Bakanlar Kurulu tarafından Ziraat Bankası AŞ, Boru Hatları ile Petrol Taşıma AŞ, Türkiye Petrolleri Anonim Ortaklığı, Posta ve Telgraf Teşkilâtı AŞ, Borsa İstanbul AŞ, Türksat Uydu Haberleşme Kablo TV ve İşletme AŞ'nin sermayelerindeki Hazine'ye ait hisselerin tamamı, Türk Telekomünikasyon AŞ'nin yüzde 6,68 oranındaki Hazine'ye ait hissesi ile Eti Maden İşletmeleri Genel Müdürlüğü ve Çay İşletmeleri Genel Müdürlüğü'nün Türkiye Varlık Fonu'na aktarılması kararlaştırıldı.
Başbakanlık'tan yapılan yazılı açıklamada, Türkiye Varlık Fonu'na devredilen şirketlerin mevcut yönetimleri ve işletme politikalarıyla iş planlarının, yatırım ve büyüme stratejilerine uygun olarak devam edeceği belirtildi. Uluslararası finans kuruluşları da dâhil olmak üzere ilgili paydaşlarla sağlanan işbirliğinin sürdürüleceği duyuruldu.
Açıklamada, Türkiye Varlık Fonu'nun söz konusu şirketleri, Bakanlar Kurulu tarafından onaylanacak Stratejik Yatırım Planı çerçevesinde yöneteceği ifade edildi.
Başbakanlığa bağlı, ana faaliyet konusu fonların kurulması ve yönetimi olan, sermaye piyasalarında araç çeşitliliği ve derinliğine katkı sağlamak, yurt içinde kamuya ait varlıkları ekonomiye kazandırmak, dış kaynak temin etmek, stratejik, büyük ölçekli yatırımlara iştirak etmek için Türkiye Varlık Fonu ve bu fona bağlı alt fonları kurmak ve yönetmek için Türkiye Varlık Fonu Yönetimi Anonim Şirketi kurulmuştu.

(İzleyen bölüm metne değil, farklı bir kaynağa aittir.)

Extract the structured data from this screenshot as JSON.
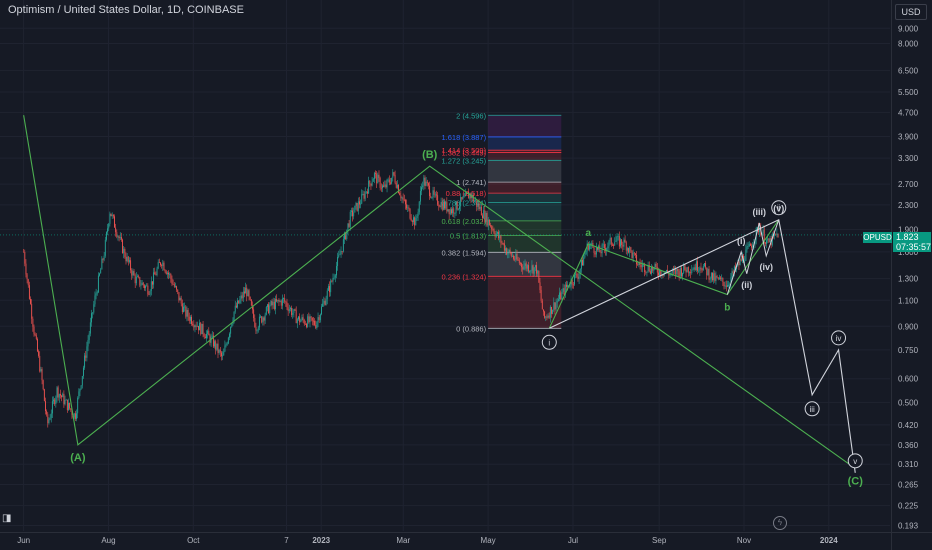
{
  "header": {
    "title": "Optimism / United States Dollar, 1D, COINBASE"
  },
  "price_axis": {
    "currency": "USD",
    "current_price": "1.823",
    "countdown": "07:35:57",
    "symbol": "OPUSD"
  },
  "colors": {
    "background": "#161a25",
    "up_candle": "#26a69a",
    "down_candle": "#ef5350",
    "wave_green": "#4caf50",
    "projection_white": "#d1d4dc",
    "axis_text": "#b2b5be",
    "price_badge": "#089981"
  },
  "chart_data": {
    "type": "candlestick",
    "y_scale": "log",
    "ylim": [
      0.185,
      11.2
    ],
    "price_ticks": [
      "9.000",
      "8.000",
      "6.500",
      "5.500",
      "4.700",
      "3.900",
      "3.300",
      "2.700",
      "2.300",
      "1.900",
      "1.600",
      "1.300",
      "1.100",
      "0.900",
      "0.750",
      "0.600",
      "0.500",
      "0.420",
      "0.360",
      "0.310",
      "0.265",
      "0.225",
      "0.193"
    ],
    "time_ticks": [
      "Jun",
      "Aug",
      "Oct",
      "7",
      "2023",
      "Mar",
      "May",
      "Jul",
      "Sep",
      "Nov",
      "2024"
    ],
    "price_path": [
      [
        "2022-06-01",
        1.6
      ],
      [
        "2022-06-08",
        0.9
      ],
      [
        "2022-06-14",
        0.6
      ],
      [
        "2022-06-18",
        0.42
      ],
      [
        "2022-06-25",
        0.55
      ],
      [
        "2022-07-01",
        0.5
      ],
      [
        "2022-07-08",
        0.45
      ],
      [
        "2022-07-15",
        0.7
      ],
      [
        "2022-07-22",
        1.1
      ],
      [
        "2022-07-29",
        1.6
      ],
      [
        "2022-08-02",
        2.2
      ],
      [
        "2022-08-12",
        1.6
      ],
      [
        "2022-08-20",
        1.3
      ],
      [
        "2022-08-30",
        1.2
      ],
      [
        "2022-09-08",
        1.5
      ],
      [
        "2022-09-15",
        1.3
      ],
      [
        "2022-09-25",
        1.0
      ],
      [
        "2022-10-05",
        0.9
      ],
      [
        "2022-10-15",
        0.8
      ],
      [
        "2022-10-22",
        0.7
      ],
      [
        "2022-10-30",
        1.0
      ],
      [
        "2022-11-08",
        1.2
      ],
      [
        "2022-11-15",
        0.9
      ],
      [
        "2022-11-25",
        1.05
      ],
      [
        "2022-12-05",
        1.1
      ],
      [
        "2022-12-15",
        0.95
      ],
      [
        "2022-12-28",
        0.92
      ],
      [
        "2023-01-08",
        1.25
      ],
      [
        "2023-01-15",
        1.6
      ],
      [
        "2023-01-22",
        2.1
      ],
      [
        "2023-01-30",
        2.4
      ],
      [
        "2023-02-08",
        2.9
      ],
      [
        "2023-02-15",
        2.6
      ],
      [
        "2023-02-22",
        2.9
      ],
      [
        "2023-03-02",
        2.3
      ],
      [
        "2023-03-10",
        2.0
      ],
      [
        "2023-03-15",
        2.8
      ],
      [
        "2023-03-24",
        2.4
      ],
      [
        "2023-04-05",
        2.2
      ],
      [
        "2023-04-18",
        2.5
      ],
      [
        "2023-04-26",
        2.2
      ],
      [
        "2023-05-05",
        1.9
      ],
      [
        "2023-05-15",
        1.6
      ],
      [
        "2023-05-25",
        1.45
      ],
      [
        "2023-06-05",
        1.4
      ],
      [
        "2023-06-10",
        0.95
      ],
      [
        "2023-06-20",
        1.1
      ],
      [
        "2023-06-28",
        1.25
      ],
      [
        "2023-07-05",
        1.35
      ],
      [
        "2023-07-12",
        1.7
      ],
      [
        "2023-07-20",
        1.6
      ],
      [
        "2023-07-30",
        1.75
      ],
      [
        "2023-08-08",
        1.7
      ],
      [
        "2023-08-17",
        1.45
      ],
      [
        "2023-08-28",
        1.4
      ],
      [
        "2023-09-10",
        1.35
      ],
      [
        "2023-09-20",
        1.4
      ],
      [
        "2023-10-01",
        1.45
      ],
      [
        "2023-10-10",
        1.3
      ],
      [
        "2023-10-20",
        1.25
      ],
      [
        "2023-10-28",
        1.45
      ],
      [
        "2023-11-05",
        1.65
      ],
      [
        "2023-11-12",
        1.95
      ],
      [
        "2023-11-18",
        1.7
      ],
      [
        "2023-11-26",
        1.85
      ]
    ],
    "fibonacci": {
      "from_date": "2023-05-01",
      "to_date": "2023-06-14",
      "levels": [
        {
          "label": "0 (0.886)",
          "value": 0.886,
          "color": "#b2b5be"
        },
        {
          "label": "0.236 (1.324)",
          "value": 1.324,
          "color": "#f23645"
        },
        {
          "label": "0.382 (1.594)",
          "value": 1.594,
          "color": "#b2b5be"
        },
        {
          "label": "0.5 (1.813)",
          "value": 1.813,
          "color": "#4caf50"
        },
        {
          "label": "0.618 (2.032)",
          "value": 2.032,
          "color": "#4caf50"
        },
        {
          "label": "0.786 (2.344)",
          "value": 2.344,
          "color": "#26a69a"
        },
        {
          "label": "0.88 (2.518)",
          "value": 2.518,
          "color": "#f23645"
        },
        {
          "label": "1 (2.741)",
          "value": 2.741,
          "color": "#b2b5be"
        },
        {
          "label": "1.272 (3.245)",
          "value": 3.245,
          "color": "#26a69a"
        },
        {
          "label": "1.382 (3.449)",
          "value": 3.449,
          "color": "#f23645"
        },
        {
          "label": "1.414 (3.509)",
          "value": 3.509,
          "color": "#f23645"
        },
        {
          "label": "1.618 (3.887)",
          "value": 3.887,
          "color": "#2962ff"
        },
        {
          "label": "2 (4.596)",
          "value": 4.596,
          "color": "#26a69a"
        }
      ]
    },
    "waves": {
      "abc_primary": [
        [
          "2022-06-01",
          4.6
        ],
        [
          "2022-07-10",
          0.36
        ],
        [
          "2023-03-20",
          3.1
        ],
        [
          "2024-01-20",
          0.3
        ]
      ],
      "abc_primary_labels": [
        {
          "text": "(A)",
          "date": "2022-07-10",
          "price": 0.36,
          "pos": "below"
        },
        {
          "text": "(B)",
          "date": "2023-03-20",
          "price": 3.1,
          "pos": "above"
        },
        {
          "text": "(C)",
          "date": "2024-01-20",
          "price": 0.3,
          "pos": "below"
        }
      ],
      "abc_minor": [
        [
          "2023-06-14",
          0.886
        ],
        [
          "2023-07-12",
          1.7
        ],
        [
          "2023-10-20",
          1.15
        ],
        [
          "2023-11-26",
          2.05
        ]
      ],
      "abc_minor_labels": [
        {
          "text": "a",
          "date": "2023-07-12",
          "price": 1.7,
          "pos": "above"
        },
        {
          "text": "b",
          "date": "2023-10-20",
          "price": 1.15,
          "pos": "below"
        }
      ],
      "impulse": [
        [
          "2023-10-20",
          1.15
        ],
        [
          "2023-10-30",
          1.6
        ],
        [
          "2023-11-03",
          1.35
        ],
        [
          "2023-11-12",
          2.0
        ],
        [
          "2023-11-17",
          1.55
        ],
        [
          "2023-11-26",
          2.05
        ]
      ],
      "impulse_labels": [
        {
          "text": "(i)",
          "date": "2023-10-30",
          "price": 1.6,
          "pos": "above"
        },
        {
          "text": "(ii)",
          "date": "2023-11-03",
          "price": 1.35,
          "pos": "below"
        },
        {
          "text": "(iii)",
          "date": "2023-11-12",
          "price": 2.0,
          "pos": "above"
        },
        {
          "text": "(iv)",
          "date": "2023-11-17",
          "price": 1.55,
          "pos": "below"
        },
        {
          "text": "(v)",
          "date": "2023-11-26",
          "price": 2.05,
          "pos": "above"
        }
      ],
      "projection": [
        [
          "2023-06-14",
          0.886
        ],
        [
          "2023-11-26",
          2.05
        ],
        [
          "2023-12-20",
          0.53
        ],
        [
          "2024-01-08",
          0.75
        ],
        [
          "2024-01-20",
          0.29
        ]
      ],
      "projection_labels": [
        {
          "text": "i",
          "date": "2023-06-14",
          "price": 0.886,
          "pos": "below"
        },
        {
          "text": "ii",
          "date": "2023-11-26",
          "price": 2.05,
          "pos": "above"
        },
        {
          "text": "iii",
          "date": "2023-12-20",
          "price": 0.53,
          "pos": "below"
        },
        {
          "text": "iv",
          "date": "2024-01-08",
          "price": 0.75,
          "pos": "above"
        },
        {
          "text": "v",
          "date": "2024-01-20",
          "price": 0.29,
          "pos": "above"
        }
      ]
    }
  }
}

Şirketin kuruluş sermayesi 50 milyon lira. En az 5 kişiden oluşan yönetim kurulu, başkan ve üyeleri ile genel müdürü başbakan tarafından atanıyor.
Şirket ve şirket tarafından kurulacak diğer şirketler, Türkiye Varlık Fonu ve kurulacak alt fonlar bağımsız denetime tâbi. Şirket, Sermaye Piyasası Kanunu kapsamında kurumsal yönetim düzenlemelerine uymak zorunda.
Türkiye Varlık Fonu'ndan beklentiler şöyle:
Fonun kurulmasıyla büyüme oranında artış sağlanacak
Sermaye piyasalarında büyüme ve derinleşme hızlanacak
İslâmi finansman varlıklarının kullanılması yaygınlaşacak
Yatırımlarla onbinlerce kişiye istihdam sağlanacak
Otoyollar, Kanal İstanbul, nükleer santral gibi altyapı projelerine kamu kesimi borcu artırılmadan finansman bulunacak
Savunma, havacılık, yazılım gibi alanlardaki yerli şirketlerin sermaye ve proje bazında desteklenmesiyle küresel oyuncu konumuna geçmeleri sağlanacak
Arz güvenliğini sağlamak için, doğalgaz ve petrol gibi Türkiye için önem taşıyan yurt dışındaki stratejik sektörlere yasal ve bürokratik kısıtlamalara bağlı olmadan, doğrudan yatırım yapılabilmesi sağlanacak.